I’m reposting an older blog post from 2008 that gets me a lot of email this time of year.  Mostly from people who grew up in New Jersey and are trying to find the origins of this First of May Petticoat Day custom.  Maybe when I retire, I’ll apply for a research grant.

First of May Petticoat Day

Was this a strange New Jersey custom? Or an old-country custom that founds its way to the East Coast? When I was a kid in the 60’s (just before love peace and brown rice) there were several customs tied to May Day. The boys mostly, but also girls would shout “First of May, Petticoat Day” and flip up the edge of a girl’s uniform skirt to show her slip. Some years I would wear shorts under my uniform so that I didn’t have on a petticoat. (a doofus even then) Then there was crowning Mary (as in the Blessed Virgin Mary) Queen of the May. I imagine this came from some attempt to christianize a pagan ritual. I was always jealous of the girl that was chosen to crown Mary. She got to wear a pretty dress and a wreath of flowers. I was never chosen for such things, because I was not small and cute, but tall and awkward. The term my grandmother would use was ‘hoyden’ — not who you want traipsing down the aisle with wreaths and flowers

Second of May was Shoelace Day, you shouted that and grabbed someone’s shoelace to untie it. These days the little un’s all seem to have velcro. (Third of May, Velcro Day?)

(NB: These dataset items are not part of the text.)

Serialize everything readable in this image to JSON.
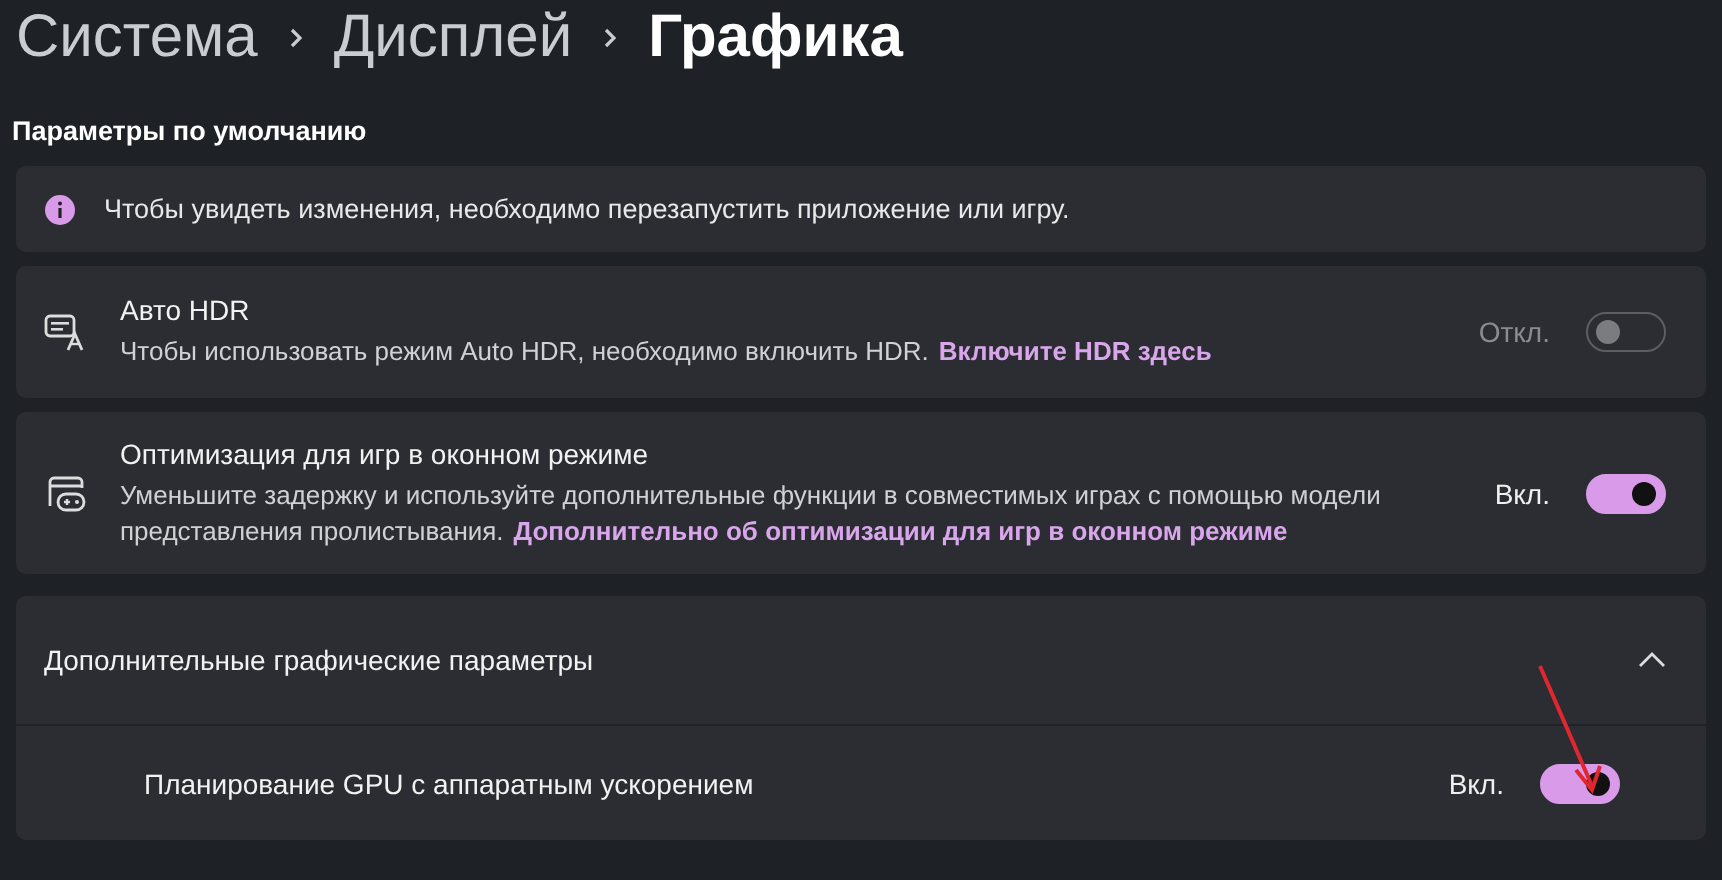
{
  "breadcrumb": [
    {
      "label": "Система",
      "current": false
    },
    {
      "label": "Дисплей",
      "current": false
    },
    {
      "label": "Графика",
      "current": true
    }
  ],
  "section_title": "Параметры по умолчанию",
  "info_bar": {
    "text": "Чтобы увидеть изменения, необходимо перезапустить приложение или игру."
  },
  "settings": [
    {
      "kind": "hdr",
      "title": "Авто HDR",
      "description": "Чтобы использовать режим Auto HDR, необходимо включить HDR.",
      "link": "Включите HDR здесь",
      "toggle": {
        "on": false,
        "disabled": true,
        "label": "Откл."
      }
    },
    {
      "kind": "game",
      "title": "Оптимизация для игр в оконном режиме",
      "description": "Уменьшите задержку и используйте дополнительные функции в совместимых играх с помощью модели представления пролистывания.",
      "link": "Дополнительно об оптимизации для игр в оконном режиме",
      "toggle": {
        "on": true,
        "disabled": false,
        "label": "Вкл."
      }
    }
  ],
  "expander": {
    "title": "Дополнительные графические параметры",
    "expanded": true,
    "items": [
      {
        "title": "Планирование GPU с аппаратным ускорением",
        "toggle": {
          "on": true,
          "disabled": false,
          "label": "Вкл."
        }
      }
    ]
  }
}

And since we all love pictures, here’s a first of May flower shot of my trillium.Trillium are open


4 responses to “Second of May, Shoelace Day.

  1. Flowers!!!! Yay! (AND SUNSHINE.)
    I don’t have any shoes with shoelaces. Of course, I don’t have any shoes with velcro, either, so. 🙂

  2. Gretchen (aka stashdragon)

    Only in New Jersey, maybe? Here in California in the same era, the only odd clothing-related ritual we grade-schoolers practiced was to wear green on St. Patrick’s day – otherwise you’d be pinched. The best move of all, however, was to wear just an inconspicuous bit of green to trap someone else into pinching you without warrant, so to speak. Then you revealed your green and claimed your right to pinch the unjustified pincher TEN times in retribution!

  3. Ok some rituals are maybe best left in the past–like having to wear petticoats! (were those what we used to call poofy slips?). I lived in Rhode Island from ages 5-7, we had maypole dances and had to wear felt beanies for May Day. I feel like boys always tried to flip up our dresses no matter what time of year. How ridiculous to make girls wear dresses to school!

  4. In rural Minnesota in the 1950s and 1960s when I was growing up there, the May Day tradition was May baskets. We would make little baskets out of construction paper, fill them with candy, then have a parent drive us around to our friends’ houses where we would hang them on the doorknob, knock (no doorbells then), then run away when they answered the door.

    Apparently May baskets had gone out of fashion decades earlier in non-rural parts of the US.

    Our woods are full of trilliums, but they haven’t started blooming yet. Yesterday I saw hepaticas, though.